Crillon Le Brave, 18-19 juin 2018
Séminaire fermé, Hicham Alaoui Foundation
Depuis la révolution iranienne de 1978, la question de la démocratisation du monde arabe tourne autour de l’islamisme : le problème central a été perçu comme celui de la compatibilité entre islamisme et démocratie, et la question des régimes autoritaires a été vue sous l’angle de l’éradication de l’islamisme comme préalable à toute possible ouverture politique. Le salafisme n’a été étudié que dans son rapport au jihadisme, et le jihadisme comme la synthèse radicale de l’idéologie islamiste et de la religiosité salafiste.

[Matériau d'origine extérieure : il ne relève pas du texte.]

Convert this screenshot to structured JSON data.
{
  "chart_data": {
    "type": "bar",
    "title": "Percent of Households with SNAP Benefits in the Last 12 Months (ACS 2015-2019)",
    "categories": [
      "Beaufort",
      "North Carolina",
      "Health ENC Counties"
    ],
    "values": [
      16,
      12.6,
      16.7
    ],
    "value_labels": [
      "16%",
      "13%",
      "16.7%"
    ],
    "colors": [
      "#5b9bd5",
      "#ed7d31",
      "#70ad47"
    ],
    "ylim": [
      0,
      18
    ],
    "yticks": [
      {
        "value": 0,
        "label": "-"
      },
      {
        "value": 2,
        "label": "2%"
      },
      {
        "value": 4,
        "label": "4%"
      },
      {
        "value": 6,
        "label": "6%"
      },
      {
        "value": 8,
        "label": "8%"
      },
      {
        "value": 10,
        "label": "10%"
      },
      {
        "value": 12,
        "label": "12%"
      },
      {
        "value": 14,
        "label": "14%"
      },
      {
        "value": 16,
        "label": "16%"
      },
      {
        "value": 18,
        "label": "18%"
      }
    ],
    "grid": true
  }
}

Or les dernières années ont montré l’inanité de cette approche : les Frères Musulmans ont été soit récupérés (Maghreb, Jordanie) soit quasiment éliminés (Egypte, Syrie) ou marginalisés (Liban). Le salafisme s’est considérablement diversifié, le jihadisme quant à lui s’est autonomisé et demeure l’apanage soit des grandes organisations globales (AQ, ISIS) soit des « émirats islamiques » (Mali, Sinaï), qui jouent aux marges des grands pays arabes. La reprise en main du wahhabisme par MBS contribue sans doute à cet éclatement du domaine salafiste.

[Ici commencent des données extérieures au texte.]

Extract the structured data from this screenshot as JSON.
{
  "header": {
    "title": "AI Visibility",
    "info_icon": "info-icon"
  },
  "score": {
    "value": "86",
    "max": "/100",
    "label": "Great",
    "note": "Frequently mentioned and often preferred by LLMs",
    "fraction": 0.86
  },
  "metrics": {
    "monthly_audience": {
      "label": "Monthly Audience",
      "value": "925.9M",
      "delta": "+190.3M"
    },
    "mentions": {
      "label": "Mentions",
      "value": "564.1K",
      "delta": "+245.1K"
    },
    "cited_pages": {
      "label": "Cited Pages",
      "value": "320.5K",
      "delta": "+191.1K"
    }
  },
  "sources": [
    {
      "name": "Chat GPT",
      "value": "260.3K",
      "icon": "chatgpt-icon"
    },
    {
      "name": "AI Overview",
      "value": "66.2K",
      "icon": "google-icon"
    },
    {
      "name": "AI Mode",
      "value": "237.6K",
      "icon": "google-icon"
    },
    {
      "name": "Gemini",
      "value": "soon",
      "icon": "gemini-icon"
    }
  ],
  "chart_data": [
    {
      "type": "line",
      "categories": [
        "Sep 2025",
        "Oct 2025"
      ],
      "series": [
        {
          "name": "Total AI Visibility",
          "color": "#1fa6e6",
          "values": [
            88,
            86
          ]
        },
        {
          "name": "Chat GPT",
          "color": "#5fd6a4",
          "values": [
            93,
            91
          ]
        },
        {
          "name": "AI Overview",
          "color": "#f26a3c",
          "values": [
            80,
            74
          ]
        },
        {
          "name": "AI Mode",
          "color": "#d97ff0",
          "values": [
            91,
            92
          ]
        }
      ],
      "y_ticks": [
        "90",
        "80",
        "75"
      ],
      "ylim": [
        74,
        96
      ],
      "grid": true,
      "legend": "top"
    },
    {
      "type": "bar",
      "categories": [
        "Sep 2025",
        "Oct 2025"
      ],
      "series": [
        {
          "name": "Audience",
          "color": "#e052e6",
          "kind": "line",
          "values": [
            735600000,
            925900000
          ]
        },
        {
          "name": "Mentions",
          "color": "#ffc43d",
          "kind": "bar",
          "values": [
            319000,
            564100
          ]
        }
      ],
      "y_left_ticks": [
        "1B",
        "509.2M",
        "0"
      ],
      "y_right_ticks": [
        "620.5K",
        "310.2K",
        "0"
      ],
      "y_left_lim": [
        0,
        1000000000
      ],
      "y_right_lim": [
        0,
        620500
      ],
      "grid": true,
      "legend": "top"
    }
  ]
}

Mais la crise des mouvements islamistes rouvre le champ religieux : ils prétendaient non seulement avoir le monopole de l’islam en politique, mais être les seuls porteurs cohérents du projet d’incarner les normes et valeurs islamiques dans l’espace public. Or leur intégration dans le système politique (Maghreb) montre qu’ils sont en fait comme les autres acteurs politiques, et leur exclusion violente du système politique (Egypte) montre leur incapacité à représenter de manière crédible une réelle alternative islamique : les acteurs salafistes comme les gouvernements autoritaires se réclament aussi de l’islam. Bref les islamistes ont perdu sur tous les tableaux. Y-a-t-il une force politique qui pourrait reprendre un discours islamiste au niveau national ? ou bien faut-il considérer que la revendication islamiste s’est déplacée du champ national pour ne survivre qu’au niveau du jihad global ?
Le problème est que le champ proprement religieux a été traité de manière pointilliste et locale par la recherche universitaire. Il manque donc une mise en perspective et en corrélation de l’évolution de l’islamisme et des changements proprement religieux des sociétés arabes. De plus, il faut repenser l’action des régimes autoritaires dans le champ religieux, car il ne s’agit plus simplement pour eux de combattre l’islamisme mais de trouver une légitimité religieuse contre la démocratisation.
Le séminaire se propose :
1) de faire un bilan de l’islamisme dans le monde arabe, en tentant de dégager les perspectives politiques.
2) si l’islamisme est en crise ou en déclin, que deviennent ses slogans sur l’état islamique ou la mise en œuvre de la charia. Est-ce la mort de l’islamo nationalisme ? que devient la revendication de la mise en œuvre de la charia ? Va-t-on voir revenir un islamisme en diaspora ? Qui peut, au plan des sociétés arabes, remettre sur le tapis la question de la norme islamique ?
3) les salafis sont-ils une force politique ?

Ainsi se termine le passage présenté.